The total loss comprises three terms: $$L_{\text{total}} = \lambda_1 L_f + \lambda_2 L_{ic} + \lambda_3 L_{if}$$ - $L_f$: channel filtering loss from CMCF - $L_{ic}$: Circle Loss for coarse matching - $L_{if}$: Circle Loss for fine matching

Circle Loss balances learning on hard samples through adaptive weighting of positive and negative pairs.

Key Experimental Results¶

Main Results¶

Dataset	Metric	Ours	Prev. SOTA (2D3D-MATR)	Gain
RGB-D Scenes V2	IR↑	35.5	32.4	+3.1pp
RGB-D Scenes V2	FMR↑	93.6	90.8	+2.8pp
RGB-D Scenes V2	RR↑	63.3	56.4	+6.9pp
7-Scenes	IR↑	51.6	50.1	+1.5pp
7-Scenes	FMR↑	92.4	92.1	+0.3pp
7-Scenes	RR↑	79.5	75.8	+3.7pp

Compared with FreeReg: RR improves by 6pp (63.3 vs. 57.3) and FMR improves by 12pp.

Ablation Study¶

Configuration	PIR	IR	FMR	RR	Note
Baseline (M1)	48.5	32.5	91.0	55.8	No enhancement
+ICE (M2)	56.3	34.6	92.4	56.9	Image channel enhancement
+PCE (M3)	54.7	33.6	93.2	56.0	Point cloud channel enhancement
+ICE+PCE (M4)	56.3	34.6	92.3	58.2	Joint enhancement
+CMCF (M5)	59.2	35.4	91.4	59.7	Cross-modal filtering
+CAA (M6)	59.1	35.1	93.3	61.8	Full channel adaptation
+GOS (M7)	56.3	35.3	91.7	58.1	Global optimal selection
Full CA-I2P (M8)	58.3	35.5	93.6	63.3	All components

CMCF contributes the largest PIR gain (+10.7pp); GOS contributes the largest IR gain (+2.8pp); overall RR improves by +7.5pp.

Key Findings¶

Intra-modal feature enhancement and cross-modal channel filtering each contribute significantly and in a complementary manner.
The Instance Normalization combined with covariance matrix analysis in CMCF effectively reveals channel-level modality discrepancies.
The optimal transport strategy in GOS is particularly effective in indoor scenes with repetitive structures.
The most pronounced improvements are observed on the most challenging scenes, Heads (close-range with amplified small errors) and Stairs (repetitive patterns).
The proposed method outperforms approaches that additionally incorporate overlap region detectors in indoor settings.

Highlights & Insights¶

Addressing cross-modal feature alignment from the channel dimension is a novel and effective perspective; prior work has predominantly focused on the spatial dimension.
The three-branch rotation design in ICE elegantly captures channel–spatial cross-dependencies while remaining lightweight.
Covariance matrix analysis identifies which channels are sensitive to modality variation, providing an interpretable basis for feature filtering.
Replacing top-k selection with optimal transport elevates a locally greedy problem to a globally optimized one.

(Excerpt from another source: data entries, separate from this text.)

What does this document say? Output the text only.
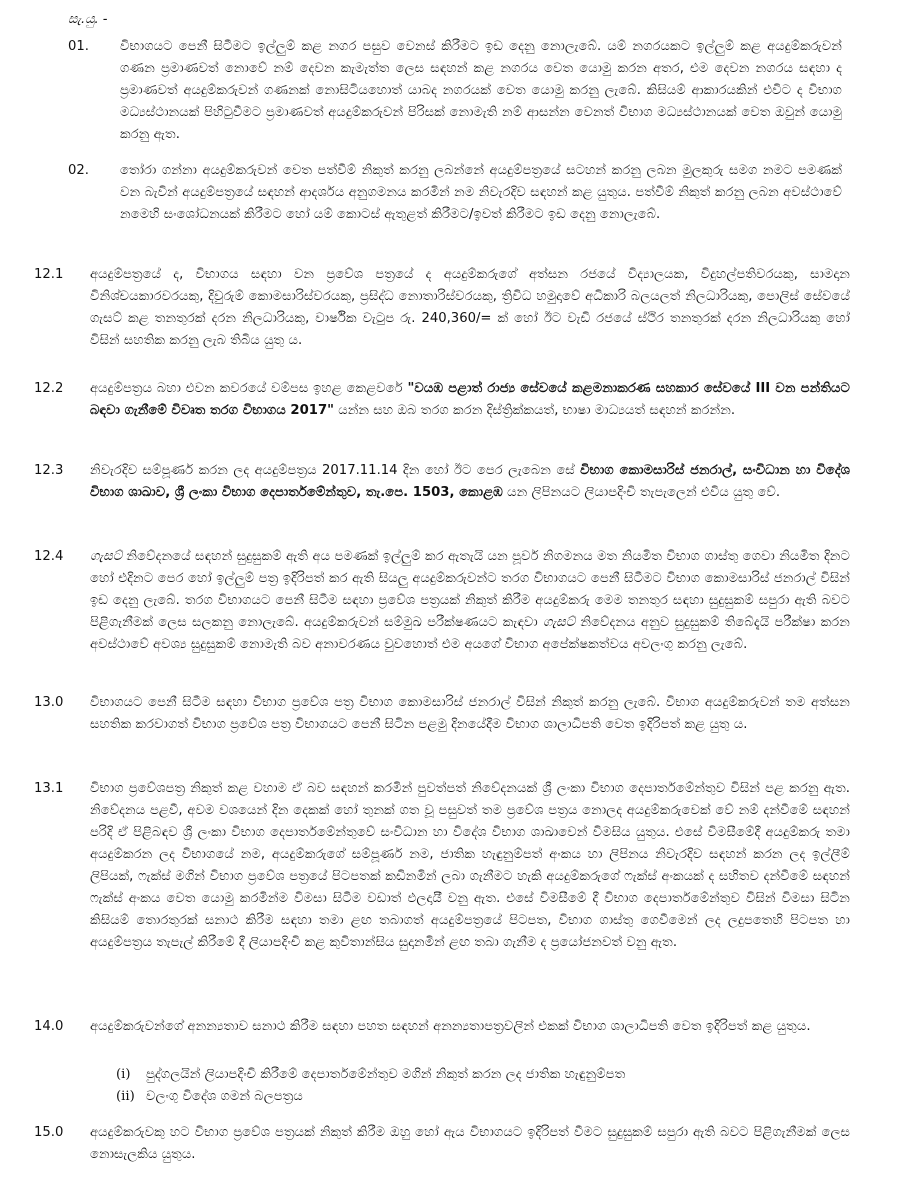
සැ.යු. -
01. විභාගයට පෙනී සිටීමට ඉල්ලුම් කළ නගර පසුව වෙනස් කිරීමට ඉඩ දෙනු නොලැබේ. යම් නගරයකට ඉල්ලුම් කළ අයදුම්කරුවන් ගණන ප්‍රමාණවත් නොවේ නම් දෙවන කැමැත්ත ලෙස සඳහන් කළ නගරය වෙත යොමු කරන අතර, එම දෙවන නගරය සඳහා ද ප්‍රමාණවත් අයදුම්කරුවන් ගණනක් නොසිටියහොත් යාබද නගරයක් වෙත යොමු කරනු ලැබේ. කිසියම් ආකාරයකින් එවිට ද විභාග මධ්‍යස්ථානයක් පිහිටුවීමට ප්‍රමාණවත් අයදුම්කරුවන් පිරිසක් නොමැති නම් ආසන්න වෙනත් විභාග මධ්‍යස්ථානයක් වෙත ඔවුන් යොමු කරනු ඇත.
02. තෝරා ගන්නා අයදුම්කරුවන් වෙත පත්වීම් නිකුත් කරනු ලබන්නේ අයදුම්පත්‍රයේ සටහන් කරනු ලබන මුලකුරු සමග නමට පමණක් වන බැවින් අයදුම්පත්‍රයේ සඳහන් ආදර්ශය අනුගමනය කරමින් නම නිවැරදිව සඳහන් කළ යුතුය. පත්වීම් නිකුත් කරනු ලබන අවස්ථාවේ නමෙහි සංශෝධනයක් කිරීමට හෝ යම් කොටස් ඇතුළත් කිරීමට/ඉවත් කිරීමට ඉඩ දෙනු නොලැබේ.
12.1 අයදුම්පත්‍රයේ ද, විභාගය සඳහා වන ප්‍රවේශ පත්‍රයේ ද අයදුම්කරුගේ අත්සන රජයේ විද්‍යාලයක, විදුහල්පතිවරයකු, සාමදාන විනිශ්චයකාරවරයකු, දිවුරුම් කොමසාරිස්වරයකු, ප්‍රසිද්ධ නොතාරිස්වරයකු, ත්‍රිවිධ හමුදාවේ අධිකාරි බලයලත් නිලධාරියකු, පොලිස් සේවයේ ගැසට් කළ තනතුරක් දරන නිලධාරියකු, වාර්ෂික වැටුප රු. 240,360/= ක් හෝ ඊට වැඩි රජයේ ස්ථිර තනතුරක් දරන නිලධාරියකු හෝ විසින් සහතික කරනු ලැබ තිබිය යුතු ය.
12.2 අයදුම්පත්‍රය බහා එවන කවරයේ වම්පස ඉහළ කෙළවරේ "වයඹ පළාත් රාජ්‍ය සේවයේ කළමනාකරණ සහකාර සේවයේ III වන පන්තියට බඳවා ගැනීමේ විවෘත තරග විභාගය 2017" යන්න සහ ඔබ තරග කරන දිස්ත්‍රික්කයත්, භාෂා මාධ්‍යයත් සඳහන් කරන්න.
12.3 නිවැරදිව සම්පූර්ණ කරන ලද අයදුම්පත්‍රය 2017.11.14 දින හෝ ඊට පෙර ලැබෙන සේ විභාග කොමසාරිස් ජනරාල්, සංවිධාන හා විදේශ විභාග ශාඛාව, ශ්‍රී ලංකා විභාග දෙපාර්තමේන්තුව, තැ.පෙ. 1503, කොළඹ යන ලිපිනයට ලියාපදිංචි තැපැලෙන් එවිය යුතු වේ.
12.4 ගැසට් නිවේදනයේ සඳහන් සුදුසුකම් ඇති අය පමණක් ඉල්ලුම් කර ඇතැයි යන පූර්ව නිගමනය මත නියමිත විභාග ගාස්තු ගෙවා නියමිත දිනට හෝ එදිනට පෙර හෝ ඉල්ලුම් පත්‍ර ඉදිරිපත් කර ඇති සියලු අයදුම්කරුවන්ට තරග විභාගයට පෙනී සිටීමට විභාග කොමසාරිස් ජනරාල් විසින් ඉඩ දෙනු ලැබේ. තරග විභාගයට පෙනී සිටීම සඳහා ප්‍රවේශ පත්‍රයක් නිකුත් කිරීම අයදුම්කරු මෙම තනතුර සඳහා සුදුසුකම් සපුරා ඇති බවට පිළිගැනීමක් ලෙස සලකනු නොලැබේ. අයදුම්කරුවන් සම්මුඛ පරීක්ෂණයට කැඳවා ගැසට් නිවේදනය අනුව සුදුසුකම් තිබේදැයි පරීක්ෂා කරන අවස්ථාවේ අවශ්‍ය සුදුසුකම් නොමැති බව අනාවරණය වුවහොත් එම අයගේ විභාග අපේක්ෂකත්වය අවලංගු කරනු ලැබේ.
13.0 විභාගයට පෙනී සිටීම සඳහා විභාග ප්‍රවේශ පත්‍ර විභාග කොමසාරිස් ජනරාල් විසින් නිකුත් කරනු ලැබේ. විභාග අයදුම්කරුවන් තම අත්සන සහතික කරවාගත් විභාග ප්‍රවේශ පත්‍ර විභාගයට පෙනී සිටින පළමු දිනයේදීම විභාග ශාලාධිපති වෙත ඉදිරිපත් කළ යුතු ය.
13.1 විභාග ප්‍රවේශපත්‍ර නිකුත් කළ වහාම ඒ බව සඳහන් කරමින් පුවත්පත් නිවේදනයක් ශ්‍රී ලංකා විභාග දෙපාර්තමේන්තුව විසින් පළ කරනු ඇත. නිවේදනය පළවී, අවම වශයෙන් දින දෙකක් හෝ තුනක් ගත වූ පසුවත් තම ප්‍රවේශ පත්‍රය නොලද අයදුම්කරුවෙක් වේ නම් දන්වීමේ සඳහන් පරිදි ඒ පිළිබඳව ශ්‍රී ලංකා විභාග දෙපාර්තමේන්තුවේ සංවිධාන හා විදේශ විභාග ශාඛාවෙන් විමසිය යුතුය. එසේ විමසීමේදී අයදුම්කරු තමා අයදුම්කරන ලද විභාගයේ නම, අයදුම්කරුගේ සම්පූර්ණ නම, ජාතික හැඳුනුම්පත් අංකය හා ලිපිනය නිවැරදිව සඳහන් කරන ලද ඉල්ලීම් ලිපියක්, ෆැක්ස් මගින් විභාග ප්‍රවේශ පත්‍රයේ පිටපතක් කඩිනමින් ලබා ගැනීමට හැකි අයදුම්කරුගේ ෆැක්ස් අංකයක් ද සහිතව දන්වීමේ සඳහන් ෆැක්ස් අංකය වෙත යොමු කරමින්ම විමසා සිටීම වඩාත් ඵලදායී වනු ඇත. එසේ විමසීමේ දී විභාග දෙපාර්තමේන්තුව විසින් විමසා සිටින කිසියම් තොරතුරක් සනාථ කිරීම සඳහා තමා ළඟ තබාගත් අයදුම්පත්‍රයේ පිටපත, විභාග ගාස්තු ගෙවීමෙන් ලද ලදුපතෙහි පිටපත හා අයදුම්පත්‍රය තැපැල් කිරීමේ දී ලියාපදිංචි කළ කුවිතාන්සිය සුදානමින් ළඟ තබා ගැනීම ද ප්‍රයෝජනවත් වනු ඇත.
14.0 අයදුම්කරුවන්ගේ අනන්‍යතාව සනාථ කිරීම සඳහා පහත සඳහන් අනන්‍යතාපත්‍රවලින් එකක් විභාග ශාලාධිපති වෙත ඉදිරිපත් කළ යුතුය.
(i) පුද්ගලයින් ලියාපදිංචි කිරීමේ දෙපාර්තමේන්තුව මගින් නිකුත් කරන ලද ජාතික හැඳුනුම්පත
(ii) වලංගු විදේශ ගමන් බලපත්‍රය
15.0 අයදුම්කරුවකු හට විභාග ප්‍රවේශ පත්‍රයක් නිකුත් කිරීම ඔහු හෝ ඇය විභාගයට ඉදිරිපත් වීමට සුදුසුකම් සපුරා ඇති බවට පිළිගැනීමක් ලෙස නොසැලකිය යුතුය.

Limitations & Future Work¶

Evaluation is limited to indoor datasets; applicability to large-scale outdoor scenes (e.g., KITTI) remains unverified.
The three-tier thresholding strategy for mask $M_x$ in CMCF may lack flexibility; learnable soft masks could be explored.
Although Sinkhorn iterations are efficient, computational bottlenecks may arise in very large-scale matching scenarios.
The authors acknowledge that indoor and outdoor methods generally do not transfer directly, and generalizability warrants further investigation.

The coarse-to-fine framework of 2D3D-MATR provides a strong baseline upon which CA-I2P applies channel-level enhancements.
Detector-free methods such as LoFTR and GeoTransformer inspired the detector-free design for the I2P task.
Optimal transport has been employed for 2D matching in SuperGlue; this work is the first to introduce it to patch-level matching in I2P.

Rating¶

Novelty: ⭐⭐⭐⭐ The combined design of channel adaptivity and global optimal selection is novel.
Experimental Thoroughness: ⭐⭐⭐⭐ Detailed ablations on two benchmarks; introduces the new PIR metric.
Writing Quality: ⭐⭐⭐ Technical descriptions are adequate but notation is inconsistent in places.
Value: ⭐⭐⭐⭐ Proposes an effective channel-level solution to the cross-modal registration problem.